Three graduates of Wiley College, inspired by the teachings of Wiley professor Melvin B. Tolson, helped to dismantle Jim Crow at the county, state, and national levels. Fred Lewis, as the secretary of the Harrison County NAACP, challenged the oldest White Citizens Party in Texas and the Jim Crow laws it enforced, ultimately abolishing Jim Crow in the county with the Perry v. Cyphers verdict. Heman Sweatt tried to enroll in the University of Texas Law school, but was denied entry because of the color of his skin; he sued and the Texas Supreme Court ordered the desegregation of postgraduate studies in Texas in the Sweatt v. Painter decision. James Farmer became an organizer of the Freedom Rides and a founder of the Congress of Racial Equality.

The progression of civil rights would continue into the 1960s, 1970s, and 1980s. In the 1960s, students organized the first sit-ins in Texas in the rotunda of the county courthouse on Whetstone Square in a move to end segregation of public schools; in 1970, all Marshall public schools were integrated. Also in that year, Carolyn Abney became the first woman to be elected to the city commission. In April 1975, local businessman Sam Birmingham became the first African-American to be elected to the city commission and, in the 1980s, Marshall's first African-American mayor. Birmingham retired in 1989 for health concerns and was succeeded by his wife, Jean Birmingham, who became the first African-American woman to serve on the commission.
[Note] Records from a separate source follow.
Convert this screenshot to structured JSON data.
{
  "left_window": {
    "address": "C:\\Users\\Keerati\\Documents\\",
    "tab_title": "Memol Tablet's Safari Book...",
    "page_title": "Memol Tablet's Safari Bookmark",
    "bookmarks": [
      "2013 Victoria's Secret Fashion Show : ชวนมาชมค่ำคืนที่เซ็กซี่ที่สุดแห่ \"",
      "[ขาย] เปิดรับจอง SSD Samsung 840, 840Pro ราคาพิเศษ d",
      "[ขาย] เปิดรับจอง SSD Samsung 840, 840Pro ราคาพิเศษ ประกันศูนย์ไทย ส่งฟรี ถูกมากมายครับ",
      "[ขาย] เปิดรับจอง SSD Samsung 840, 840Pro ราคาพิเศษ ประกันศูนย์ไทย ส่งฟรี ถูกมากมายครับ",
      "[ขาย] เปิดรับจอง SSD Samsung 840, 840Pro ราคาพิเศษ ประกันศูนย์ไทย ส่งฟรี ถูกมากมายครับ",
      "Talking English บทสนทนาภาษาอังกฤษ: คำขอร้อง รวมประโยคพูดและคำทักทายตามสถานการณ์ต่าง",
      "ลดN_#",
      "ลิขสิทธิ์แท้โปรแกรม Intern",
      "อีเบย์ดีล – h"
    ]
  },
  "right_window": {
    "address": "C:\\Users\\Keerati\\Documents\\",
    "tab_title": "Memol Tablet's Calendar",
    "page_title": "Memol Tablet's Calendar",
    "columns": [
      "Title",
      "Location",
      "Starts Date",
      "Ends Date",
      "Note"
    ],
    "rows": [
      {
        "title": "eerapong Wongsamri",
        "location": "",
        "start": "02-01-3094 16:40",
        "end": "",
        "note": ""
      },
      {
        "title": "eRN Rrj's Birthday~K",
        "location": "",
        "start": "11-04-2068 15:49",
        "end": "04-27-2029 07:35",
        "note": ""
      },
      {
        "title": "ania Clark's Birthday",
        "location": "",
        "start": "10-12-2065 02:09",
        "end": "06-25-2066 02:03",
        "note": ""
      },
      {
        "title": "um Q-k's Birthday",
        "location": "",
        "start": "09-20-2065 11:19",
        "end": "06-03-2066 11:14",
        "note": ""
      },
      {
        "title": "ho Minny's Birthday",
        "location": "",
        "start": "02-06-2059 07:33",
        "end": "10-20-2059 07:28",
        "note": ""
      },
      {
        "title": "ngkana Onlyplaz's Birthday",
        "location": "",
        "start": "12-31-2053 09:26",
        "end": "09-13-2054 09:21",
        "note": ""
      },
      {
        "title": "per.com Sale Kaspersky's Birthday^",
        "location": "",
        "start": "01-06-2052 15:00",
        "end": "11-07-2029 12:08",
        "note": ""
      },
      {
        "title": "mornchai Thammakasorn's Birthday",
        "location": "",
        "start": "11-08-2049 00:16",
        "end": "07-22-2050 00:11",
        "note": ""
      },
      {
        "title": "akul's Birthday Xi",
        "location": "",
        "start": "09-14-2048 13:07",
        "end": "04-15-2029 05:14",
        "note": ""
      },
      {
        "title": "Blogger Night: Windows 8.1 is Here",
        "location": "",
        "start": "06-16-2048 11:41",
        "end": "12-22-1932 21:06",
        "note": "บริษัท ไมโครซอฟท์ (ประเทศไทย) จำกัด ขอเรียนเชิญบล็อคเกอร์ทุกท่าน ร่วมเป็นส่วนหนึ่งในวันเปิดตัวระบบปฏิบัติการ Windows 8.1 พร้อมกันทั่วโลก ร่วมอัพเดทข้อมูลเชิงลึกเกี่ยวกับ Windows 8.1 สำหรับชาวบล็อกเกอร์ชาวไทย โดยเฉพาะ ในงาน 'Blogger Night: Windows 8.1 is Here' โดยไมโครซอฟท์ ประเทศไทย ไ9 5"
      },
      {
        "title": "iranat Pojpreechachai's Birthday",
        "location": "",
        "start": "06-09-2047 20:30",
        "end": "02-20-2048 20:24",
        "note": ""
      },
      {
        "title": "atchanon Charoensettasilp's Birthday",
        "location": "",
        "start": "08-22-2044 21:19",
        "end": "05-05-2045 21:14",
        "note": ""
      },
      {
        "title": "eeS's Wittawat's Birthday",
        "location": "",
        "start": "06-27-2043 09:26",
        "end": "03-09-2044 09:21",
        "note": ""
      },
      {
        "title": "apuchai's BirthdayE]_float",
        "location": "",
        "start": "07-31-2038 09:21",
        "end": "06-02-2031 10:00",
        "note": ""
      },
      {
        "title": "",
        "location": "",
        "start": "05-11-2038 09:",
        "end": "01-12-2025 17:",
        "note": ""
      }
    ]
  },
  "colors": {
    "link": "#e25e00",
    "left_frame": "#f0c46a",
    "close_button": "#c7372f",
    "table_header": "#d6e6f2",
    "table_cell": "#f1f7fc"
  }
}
During the first half of the 20th century, the Texas & Pacific Railroad experienced its height under the leadership of John L. Lancaster. Marshall's industry picked up with the discovery of what was then the largest oil field in the world at nearby Kilgore in 1930. Marshall's railroad industry subsequently declined with the dieselization of most trains, the proliferation of air travel, and the construction of the Interstate highway system after World War II. The T&P Shops closed in the 1960s and T&P passenger service ceased in 1970. The Texas oil bust of the 1980s devastated the local economy and the city's population declined by about a thousand between 1980 and 1990.